People Who Have Both Lupus and Antiphospholipid Syndrome Might Have Higher Risk of Thyroid Disease
- Antithyroid antibodies in antiphospholipid syndrome: prevalence and clinical associations.
Authors: Mavragani CP, Danielides S, Zintzaras E, Vlachoyiannopoulos PG, and Moutsopoulos HM. (2009).
Lupus 18: 1096-1099.
What is the topic?
The thyroid is a gland in the neck which helps the body keep order over how food and nutrients are handled and how fast people grow, gain or lose weight, how the heart beats, or how blood pressure and cholesterol levels in the blood respond to these changes. A protein called "thyroid peroxidase" helps to modify other proteins that the thyroid produces that perform all of these functions. Some people make antibodies (immune proteins) against their own thyroid peroxidase (these are called "anti-TPO"). People with anti-TPO sometimes have an underactive thyroid; this causes weight gain, fatigue, and a tendency to feel cold when other people around you do not.
The antiphospholipid syndrome is a blood clotting disorder where antibodies are made against proteins that help to control how fast or slowly the blood clots. Many people with lupus have the antiphospholipid syndrome, although it can occur without other features of lupus.
What did the researchers hope to learn?
The researchers wanted to find out if there is a connection between thyroid disease and the antiphospholipid syndrome or lupus.
Who was studied?
75 patients with antiphospholipid syndrome, 75 patients with lupus, and 75 healthy people were studied. 35 of the 75 patients who had antiphospholipid syndrome also had other features of lupus. There was no difference between the groups in terms of age, how long people had been diagnosed, or the ratio of women to men.
How was the study conducted?
Antibodies against the thyroid (anti-TPO) were measured in the blood of all the people participating in the study, and were compared among the different groups.
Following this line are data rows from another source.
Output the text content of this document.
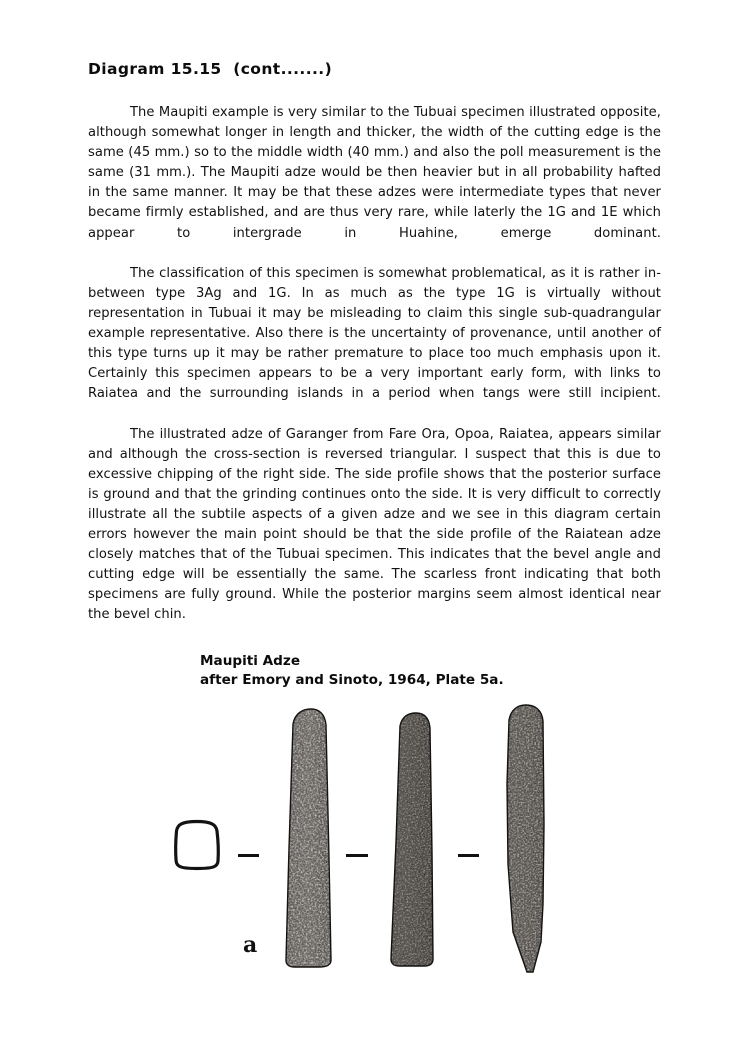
Diagram 15.15  (cont.......)

The Maupiti example is very similar to the Tubuai specimen illustrated opposite, although somewhat longer in length and thicker, the width of the cutting edge is the same (45 mm.) so to the middle width (40 mm.) and also the poll measurement is the same (31 mm.). The Maupiti adze would be then heavier but in all probability hafted in the same manner. It may be that these adzes were intermediate types that never became firmly established, and are thus very rare, while laterly the 1G and 1E which appear to intergrade in Huahine, emerge dominant.

The classification of this specimen is somewhat problematical, as it is rather in-between type 3Ag and 1G. In as much as the type 1G is virtually without representation in Tubuai it may be misleading to claim this single sub-quadrangular example representative. Also there is the uncertainty of provenance, until another of this type turns up it may be rather premature to place too much emphasis upon it. Certainly this specimen appears to be a very important early form, with links to Raiatea and the surrounding islands in a period when tangs were still incipient.

The illustrated adze of Garanger from Fare Ora, Opoa, Raiatea, appears similar and although the cross-section is reversed triangular. I suspect that this is due to excessive chipping of the right side. The side profile shows that the posterior surface is ground and that the grinding continues onto the side. It is very difficult to correctly illustrate all the subtile aspects of a given adze and we see in this diagram certain errors however the main point should be that the side profile of the Raiatean adze closely matches that of the Tubuai specimen. This indicates that the bevel angle and cutting edge will be essentially the same. The scarless front indicating that both specimens are fully ground. While the posterior margins seem almost identical near the bevel chin.

Maupiti Adze
after Emory and Sinoto, 1964, Plate 5a.
a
What did the researchers find?
Anti-TPO antibody was found more often in patients who had both antiphospholipid syndrome and lupus than in healthy people.
What were the limitations of the study?
This was a small study. Sometimes, if a study is too small, there will be a slanting of the outcomes just from a sort of "luck of the draw." These findings are interesting, but larger studies are needed to be more sure about them. This study was also conducted by looking back in time; this is called a "retrospective study." Studies that follow patients forward in time to see what happens to them are more accurate in finding cause and effect; those are called "prospective studies." In a prospective study, you know how many patients move away or stop coming to the clinic during the time you are studying them, and you can try to track them down and find out what happened to them. When you are looking backwards, all you know is information about the people who are left at the end of the time period you are studying them; you are missing a lot of information. Also, in a prospective study, you can decide in advance exactly what information you want to study and make sure you get that information at regular intervals for all the participants. In a retrospective study, you are limited to whatever ended up, without any advanced planning, in the medical chart. Therefore, this current study, being a small, retrospective study, raises an interesting question about the relationship between thyroid antibodies and the antiphospholipid syndrome and lupus, but should be confirmed with a larger, prospective study.
What do the results mean for you?
Patients with both antiphospholipid syndrome and lupus may be at increased risk for having thyroid antibodies. This is important to know because sometimes these antibodies can interfere with the functions of the thyroid gland and there are good treatments for this.